Lupus is an autoimmune disease in which the immune system attacks the body’s own healthy tissues. The disease predominantly affects women and carries an increased risk of developing complications during pregnancy; approximately one fifth of pregnant lupus patients develop problems ranging from preeclampsia to fetal death and preterm delivery.

To identify potential biomarkers, researchers compared blood samples taken at regular intervals from either pregnant lupus patients or healthy pregnant women. The researchers counted the different types of immune cells present in these samples and, as a measure of which genes were active in these cells, analyzed the RNA molecules they produced over the course of pregnancy and in the postpartum period.
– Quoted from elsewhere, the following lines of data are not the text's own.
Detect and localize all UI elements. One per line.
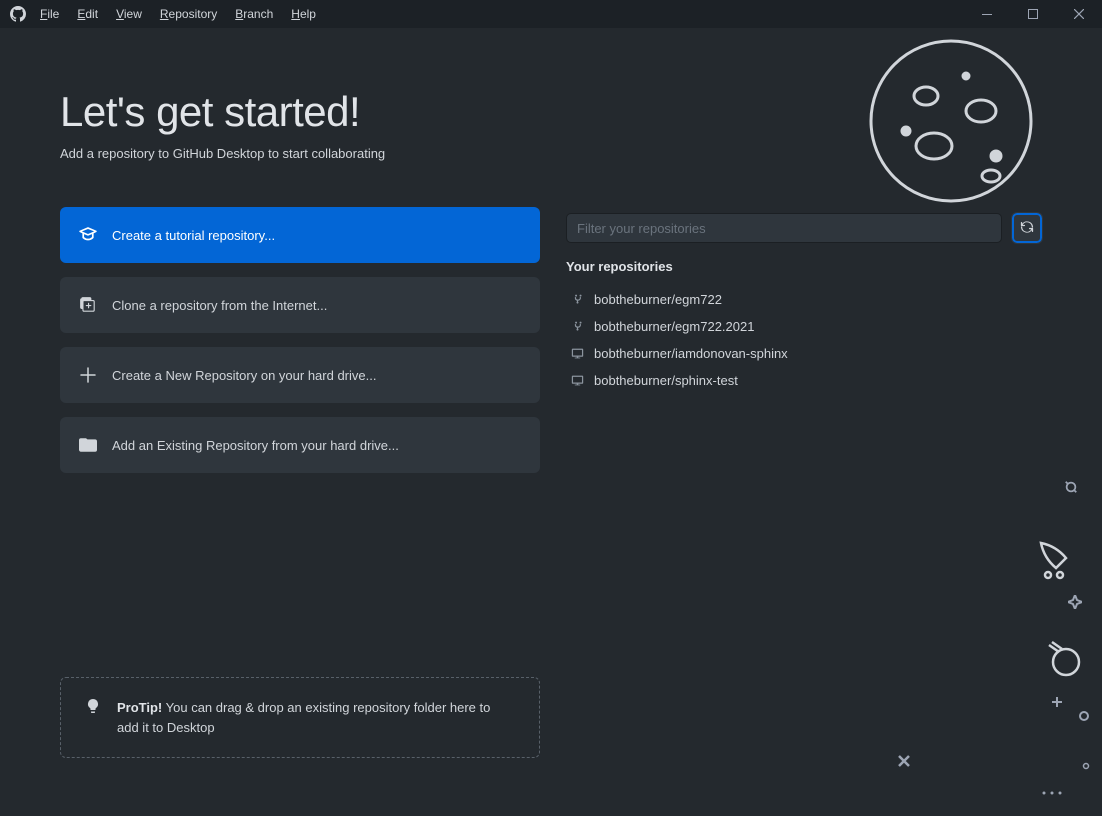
repo-name: bobtheburner/iamdonovan-sphinx — [594, 346, 788, 361]
mortarboard-icon — [78, 226, 98, 244]
menu-branch[interactable]: Branch — [235, 7, 273, 21]
desktop-icon — [570, 347, 584, 360]
repo-name: bobtheburner/sphinx-test — [594, 373, 738, 388]
desktop-icon — [570, 374, 584, 387]
clone-repo-button[interactable]: Clone a repository from the Internet... — [60, 277, 540, 333]
lightbulb-icon — [85, 698, 101, 717]
minimize-button[interactable] — [964, 0, 1010, 28]
close-button[interactable] — [1056, 0, 1102, 28]
menu-bar: File Edit View Repository Branch Help — [40, 7, 316, 21]
circle-small-decor-icon — [1082, 758, 1090, 773]
protip-box: ProTip! You can drag & drop an existing … — [60, 677, 540, 758]
repo-item[interactable]: bobtheburner/egm722 — [566, 286, 1042, 313]
add-repo-label: Add an Existing Repository from your har… — [112, 438, 399, 453]
circle-decor-icon — [1078, 710, 1090, 725]
titlebar: File Edit View Repository Branch Help — [0, 0, 1102, 28]
fork-icon — [570, 293, 584, 306]
repo-name: bobtheburner/egm722 — [594, 292, 722, 307]
protip-body: You can drag & drop an existing reposito… — [117, 700, 490, 735]
protip-text: ProTip! You can drag & drop an existing … — [117, 698, 515, 737]
menu-repository[interactable]: Repository — [160, 7, 217, 21]
repo-item[interactable]: bobtheburner/sphinx-test — [566, 367, 1042, 394]
clone-repo-label: Clone a repository from the Internet... — [112, 298, 327, 313]
folder-icon — [78, 436, 98, 454]
repo-name: bobtheburner/egm722.2021 — [594, 319, 754, 334]
create-tutorial-label: Create a tutorial repository... — [112, 228, 275, 243]
plus-icon — [78, 367, 98, 383]
filter-repos-input[interactable] — [566, 213, 1002, 243]
maximize-button[interactable] — [1010, 0, 1056, 28]
fork-icon — [570, 320, 584, 333]
plus-decor-icon — [1052, 695, 1062, 710]
create-tutorial-button[interactable]: Create a tutorial repository... — [60, 207, 540, 263]
comet-decor-icon — [1044, 640, 1084, 683]
page-subtitle: Add a repository to GitHub Desktop to st… — [60, 146, 540, 161]
clone-icon — [78, 296, 98, 314]
menu-edit[interactable]: Edit — [77, 7, 98, 21]
repo-item[interactable]: bobtheburner/egm722.2021 — [566, 313, 1042, 340]
your-repos-title: Your repositories — [566, 259, 1042, 274]
github-logo-icon — [10, 6, 26, 22]
x-decor-icon — [898, 755, 910, 770]
protip-label: ProTip! — [117, 700, 162, 715]
create-repo-label: Create a New Repository on your hard dri… — [112, 368, 376, 383]
menu-file[interactable]: File — [40, 7, 59, 21]
refresh-button[interactable] — [1012, 213, 1042, 243]
menu-view[interactable]: View — [116, 7, 142, 21]
sync-icon — [1020, 220, 1034, 237]
satellite-decor-icon — [1038, 540, 1072, 583]
add-repo-button[interactable]: Add an Existing Repository from your har… — [60, 417, 540, 473]
dotline-decor-icon — [1042, 785, 1062, 800]
create-repo-button[interactable]: Create a New Repository on your hard dri… — [60, 347, 540, 403]
menu-help[interactable]: Help — [291, 7, 316, 21]
repo-list: bobtheburner/egm722 bobtheburner/egm722.… — [566, 286, 1042, 394]
repo-item[interactable]: bobtheburner/iamdonovan-sphinx — [566, 340, 1042, 367]
sparkle-decor-icon — [1068, 595, 1082, 612]
page-title: Let's get started! — [60, 88, 540, 136]
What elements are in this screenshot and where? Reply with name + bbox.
In a healthy pregnancy, the immune system is prevented from attacking the developing fetus. Accordingly, researchers found that several components of the immune system, including antibody-producing plasma cells and the proinflammatory interferon response, were suppressed in healthy pregnant women. An additional analysis of women undergoing assisted reproductive therapy suggested that the interferon response, in particular, is downregulated within days of embryo implantation. At later stages of pregnancy, however, some components of the immune system, such as the number of neutrophil cells, were elevated in healthy pregnant women.

Researchers found that lupus patients with uncomplicated pregnancies showed similar changes in their immune systems. However, neutrophil levels increased earlier than normal in patients that developed preeclampsia. By analyzing the RNAs present in the blood of these patients during early pregnancy, the researchers were able to identify a unique immune signature that could predict the development of preeclampsia more accurately than existing clinical factors.

In addition, the researchers found that patients who developed other complications failed to properly suppress their interferon response and plasma cell activity.